Germany's right-wing populist AfD party Sunday adopted an anti-Islam policy in a manifesto that also demands curbs to immigration, as a poll showed it is now the country's third strongest party.
Formed only three years ago on a eurosceptic platform, Alternative for Germany (AfD) has gained strength as the loudest protest voice against Chancellor Angela Merkel's welcome to refugees that brought in over 1 million asylum seekers last year.
With the migrant influx sharply down in recent months, the AfD has shifted focus to the signature issue of the xenophobic Patriotic Europeans Against the Islamization of the Occident (PEGIDA) street movement. "Islam is not part of Germany," ran a headline in the AfD policy paper, agreed in a vote by some 2,400 members at the party congress in the western city of Stuttgart.
The paper demanded bans on minarets on mosques, the call to prayer, full-face veils for women and headscarves in schools. A proposal for a more nuanced formulation - to "stop Islamism but seek dialogue with Islam" - was rejected with boos in the mostly-male gathering, which was held in a hall decorated with banners that read "Courage. Truth. Germany." "Islam is in itself political," retorted one speaker, while another linked the religion with "sharia, suicide bombings and forced marriages."

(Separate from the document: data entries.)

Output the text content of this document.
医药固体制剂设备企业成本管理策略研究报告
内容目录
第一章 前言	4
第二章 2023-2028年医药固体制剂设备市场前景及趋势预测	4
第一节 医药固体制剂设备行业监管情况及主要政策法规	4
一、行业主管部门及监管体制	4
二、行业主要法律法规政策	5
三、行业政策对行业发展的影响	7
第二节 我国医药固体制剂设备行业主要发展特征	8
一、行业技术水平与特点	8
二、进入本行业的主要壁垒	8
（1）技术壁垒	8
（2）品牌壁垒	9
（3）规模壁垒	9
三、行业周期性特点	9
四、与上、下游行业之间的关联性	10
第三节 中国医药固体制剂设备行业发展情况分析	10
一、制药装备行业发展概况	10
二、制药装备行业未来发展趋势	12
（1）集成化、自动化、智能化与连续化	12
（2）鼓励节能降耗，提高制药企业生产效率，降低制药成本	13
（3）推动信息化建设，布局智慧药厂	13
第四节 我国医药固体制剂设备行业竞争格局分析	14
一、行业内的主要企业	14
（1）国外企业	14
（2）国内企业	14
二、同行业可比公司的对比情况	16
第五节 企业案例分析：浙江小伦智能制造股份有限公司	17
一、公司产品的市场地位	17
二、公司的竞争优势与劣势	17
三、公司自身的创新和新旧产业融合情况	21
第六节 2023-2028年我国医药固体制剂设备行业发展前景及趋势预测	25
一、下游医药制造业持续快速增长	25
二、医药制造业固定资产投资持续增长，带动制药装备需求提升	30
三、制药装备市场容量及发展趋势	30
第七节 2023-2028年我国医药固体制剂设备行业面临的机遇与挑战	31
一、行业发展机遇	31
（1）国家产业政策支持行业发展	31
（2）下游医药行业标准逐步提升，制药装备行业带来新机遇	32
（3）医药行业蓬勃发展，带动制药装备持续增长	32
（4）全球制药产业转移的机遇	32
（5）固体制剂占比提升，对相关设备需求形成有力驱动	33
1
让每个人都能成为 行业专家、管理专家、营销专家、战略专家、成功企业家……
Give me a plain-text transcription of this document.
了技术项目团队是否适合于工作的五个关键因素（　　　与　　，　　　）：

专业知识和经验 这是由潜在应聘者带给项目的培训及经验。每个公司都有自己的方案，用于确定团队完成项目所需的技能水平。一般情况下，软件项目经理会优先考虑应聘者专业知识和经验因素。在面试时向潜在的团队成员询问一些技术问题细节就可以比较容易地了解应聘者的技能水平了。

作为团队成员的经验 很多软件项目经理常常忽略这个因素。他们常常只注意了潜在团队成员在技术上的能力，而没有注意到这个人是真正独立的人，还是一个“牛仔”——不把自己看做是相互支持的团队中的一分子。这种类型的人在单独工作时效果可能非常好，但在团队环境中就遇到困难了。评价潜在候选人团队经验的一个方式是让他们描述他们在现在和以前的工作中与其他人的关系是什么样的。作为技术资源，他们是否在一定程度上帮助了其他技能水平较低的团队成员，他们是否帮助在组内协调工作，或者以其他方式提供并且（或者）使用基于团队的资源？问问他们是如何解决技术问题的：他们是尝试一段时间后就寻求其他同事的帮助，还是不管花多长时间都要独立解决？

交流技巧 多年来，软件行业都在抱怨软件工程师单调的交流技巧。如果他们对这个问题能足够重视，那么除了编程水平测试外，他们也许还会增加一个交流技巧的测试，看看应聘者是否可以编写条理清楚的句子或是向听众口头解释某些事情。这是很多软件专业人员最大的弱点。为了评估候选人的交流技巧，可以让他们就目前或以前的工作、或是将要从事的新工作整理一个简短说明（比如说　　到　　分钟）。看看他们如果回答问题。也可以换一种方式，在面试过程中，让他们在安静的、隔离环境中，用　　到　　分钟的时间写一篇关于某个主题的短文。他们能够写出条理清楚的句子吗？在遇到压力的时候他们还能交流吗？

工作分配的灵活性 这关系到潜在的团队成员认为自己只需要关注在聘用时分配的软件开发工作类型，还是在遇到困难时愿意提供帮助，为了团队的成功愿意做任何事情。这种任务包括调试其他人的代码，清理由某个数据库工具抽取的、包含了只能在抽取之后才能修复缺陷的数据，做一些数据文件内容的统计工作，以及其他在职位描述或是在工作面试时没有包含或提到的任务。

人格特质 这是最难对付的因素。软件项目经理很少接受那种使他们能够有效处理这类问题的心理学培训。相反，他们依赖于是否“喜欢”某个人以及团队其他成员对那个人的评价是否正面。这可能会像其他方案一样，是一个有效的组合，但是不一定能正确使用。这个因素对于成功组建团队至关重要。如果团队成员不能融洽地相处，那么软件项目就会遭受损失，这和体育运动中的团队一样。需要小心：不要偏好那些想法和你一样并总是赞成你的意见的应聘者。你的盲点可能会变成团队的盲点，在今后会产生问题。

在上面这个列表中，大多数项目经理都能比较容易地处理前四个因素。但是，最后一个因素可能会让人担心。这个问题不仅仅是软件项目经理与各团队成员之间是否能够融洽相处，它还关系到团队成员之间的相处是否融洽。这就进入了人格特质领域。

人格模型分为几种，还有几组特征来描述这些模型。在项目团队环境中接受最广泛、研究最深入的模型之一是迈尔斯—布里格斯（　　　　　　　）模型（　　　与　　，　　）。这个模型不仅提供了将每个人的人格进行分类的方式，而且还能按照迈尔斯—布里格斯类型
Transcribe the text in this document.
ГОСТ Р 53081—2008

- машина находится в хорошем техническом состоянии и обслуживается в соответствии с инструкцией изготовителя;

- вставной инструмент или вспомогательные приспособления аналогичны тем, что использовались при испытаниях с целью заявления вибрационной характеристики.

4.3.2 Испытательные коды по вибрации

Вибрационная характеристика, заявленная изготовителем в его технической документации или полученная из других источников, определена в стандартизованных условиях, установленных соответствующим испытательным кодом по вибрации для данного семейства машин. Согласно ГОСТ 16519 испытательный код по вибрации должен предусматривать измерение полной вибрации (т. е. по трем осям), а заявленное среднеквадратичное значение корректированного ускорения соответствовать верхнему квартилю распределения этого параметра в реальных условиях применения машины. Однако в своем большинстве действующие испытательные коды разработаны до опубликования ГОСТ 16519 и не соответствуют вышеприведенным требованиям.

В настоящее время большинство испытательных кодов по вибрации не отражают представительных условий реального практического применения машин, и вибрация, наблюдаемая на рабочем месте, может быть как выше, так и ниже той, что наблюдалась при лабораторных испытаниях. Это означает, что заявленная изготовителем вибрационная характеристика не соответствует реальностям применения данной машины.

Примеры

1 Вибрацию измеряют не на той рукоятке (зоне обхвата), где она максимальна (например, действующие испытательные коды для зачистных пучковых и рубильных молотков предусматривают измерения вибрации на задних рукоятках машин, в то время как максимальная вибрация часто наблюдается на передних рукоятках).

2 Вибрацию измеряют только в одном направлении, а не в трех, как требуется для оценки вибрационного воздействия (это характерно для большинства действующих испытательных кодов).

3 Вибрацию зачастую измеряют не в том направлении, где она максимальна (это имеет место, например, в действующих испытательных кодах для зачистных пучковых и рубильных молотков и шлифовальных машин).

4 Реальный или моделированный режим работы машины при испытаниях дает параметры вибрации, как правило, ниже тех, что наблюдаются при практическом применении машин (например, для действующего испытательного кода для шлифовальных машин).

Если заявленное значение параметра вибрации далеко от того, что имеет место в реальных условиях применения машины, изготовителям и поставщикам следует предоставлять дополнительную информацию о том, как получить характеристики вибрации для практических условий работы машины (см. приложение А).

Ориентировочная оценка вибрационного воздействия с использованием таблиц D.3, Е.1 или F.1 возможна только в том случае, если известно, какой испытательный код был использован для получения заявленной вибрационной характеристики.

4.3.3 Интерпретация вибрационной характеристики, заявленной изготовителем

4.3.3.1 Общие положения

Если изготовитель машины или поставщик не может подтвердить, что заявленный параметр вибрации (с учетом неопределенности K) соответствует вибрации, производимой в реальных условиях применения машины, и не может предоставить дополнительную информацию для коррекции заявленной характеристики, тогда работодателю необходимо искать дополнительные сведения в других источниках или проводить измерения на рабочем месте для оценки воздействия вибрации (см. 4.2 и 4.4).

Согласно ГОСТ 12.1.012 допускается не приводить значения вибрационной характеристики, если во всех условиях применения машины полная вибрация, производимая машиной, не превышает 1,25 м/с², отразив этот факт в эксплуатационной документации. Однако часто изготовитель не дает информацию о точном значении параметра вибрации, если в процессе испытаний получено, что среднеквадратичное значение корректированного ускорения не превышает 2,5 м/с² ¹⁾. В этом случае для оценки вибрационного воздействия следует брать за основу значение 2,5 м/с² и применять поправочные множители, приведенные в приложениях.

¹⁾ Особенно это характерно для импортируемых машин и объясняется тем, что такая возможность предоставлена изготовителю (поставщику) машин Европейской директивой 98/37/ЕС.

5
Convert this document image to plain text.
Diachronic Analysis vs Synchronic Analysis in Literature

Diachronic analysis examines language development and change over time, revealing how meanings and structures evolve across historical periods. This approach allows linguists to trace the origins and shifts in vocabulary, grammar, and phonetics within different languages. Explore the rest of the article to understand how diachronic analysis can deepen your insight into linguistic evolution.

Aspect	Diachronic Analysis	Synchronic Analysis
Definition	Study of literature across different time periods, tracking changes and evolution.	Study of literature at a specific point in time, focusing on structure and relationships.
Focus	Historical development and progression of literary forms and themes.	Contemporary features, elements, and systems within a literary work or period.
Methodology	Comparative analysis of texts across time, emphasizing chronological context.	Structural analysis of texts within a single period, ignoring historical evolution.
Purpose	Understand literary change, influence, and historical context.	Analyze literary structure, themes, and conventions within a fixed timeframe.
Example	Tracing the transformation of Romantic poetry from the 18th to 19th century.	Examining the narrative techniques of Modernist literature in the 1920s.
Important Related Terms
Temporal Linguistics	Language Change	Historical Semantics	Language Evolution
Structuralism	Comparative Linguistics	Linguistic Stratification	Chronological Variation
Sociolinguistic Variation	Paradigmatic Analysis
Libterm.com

More broadly, the AfD is presenting itself as a nationalistic conservative force that also questions climate change, promotes traditional gender roles and "family values", would reintroduce military conscription and take Germany out of the euro.
The weekend congress restated its hostility to the single currency, vowing to end "the euro experiment" via a referendum on whether or not Germany should remain in the eurozone. The party meeting, which closed Sunday, also agreed on a simplified tax system for its manifesto, notably aiming to ease the burden on those with low incomes and families.
Co-leader Joerg Meuthen said the AfD stood for a "modern conservatism" and a "healthy patriotism" while it rejected "the Germany of 1968, infected by the (socialist and environmentalist) red-green left."
Having entered half of Germany's 16 state parliaments, the AfD - seen as the country's answer to France's National Front and Austria's Freedom Party - has now firmly set its sights on national elections next year. "In the summer of 2015, they gave us up for dead," a triumphant AfD Co-Chair Frauke Petry told the delegates, declaring that the party does not intend to settle for the role of opposition group or junior coalition partner. Instead, its new program should allow the AfD "to win majorities," she told the gathering.
Support for the AfD stood at 13 percent, narrowly beating the ecologist Greens as Germany's third strongest party, according to an Emnid institute survey for the newspaper Bild am Sonntag.
The party has been at pains to distance itself from the hardcore far-right and neo-Nazi movements, which are a stubbornly persistent but fringe phenomenon in a country where collective shame over the Nazi era and the Holocaust runs deep. Alexander Gauland, leader of the party in Brandenburg state in the former communist East, cautioned delegates to generally temper their statements and "keep in mind that all of Germany is watching us." To drive home that message, the congress voted with 52 percent support to dissolve the Saarland regional party chapter because of its deep links with right-wing extremists groups.
To its many critics, however, the AfD represents xenophobia and a backward-looking isolationism. On Saturday hundreds of anti-fascist demonstrators rallied outside the convention center, with some burning tyres and hurling firecrackers.
Aside from drawing the anger of left-wing groups, the AfD has also attracted near-universal condemnation from Germany's major parties.
The general secretary of Merkel's Christian Democrats, Peter Tauber, told the Bild am Sonntag newspaper: "The debates at the party congress show that the AfD wants to return to a Germany that never existed in that form. "That isn't conservative, it's reactionary."
Recently, support for far-right populist parties across Europe has been surging especially over fears of a refugee influx fleeing violence and persecution in the Middle East and Africa. Political parties like the AfD in Germany or Front National (FN) in France have adopted a strong anti-immigrant and anti-Muslim discourse. Anti-immigration sentiments and xenophobia have become more visible in the country as a result of the efforts of anti-Islam and anti-immigrant initiatives like PEGIDA that have staged anti-immigrant rallies and drawn thousands of people throughout Europe. Despite warnings from other European political figures, Islamophobia and xenophobic rhetoric still survive and have gained ground across Europe.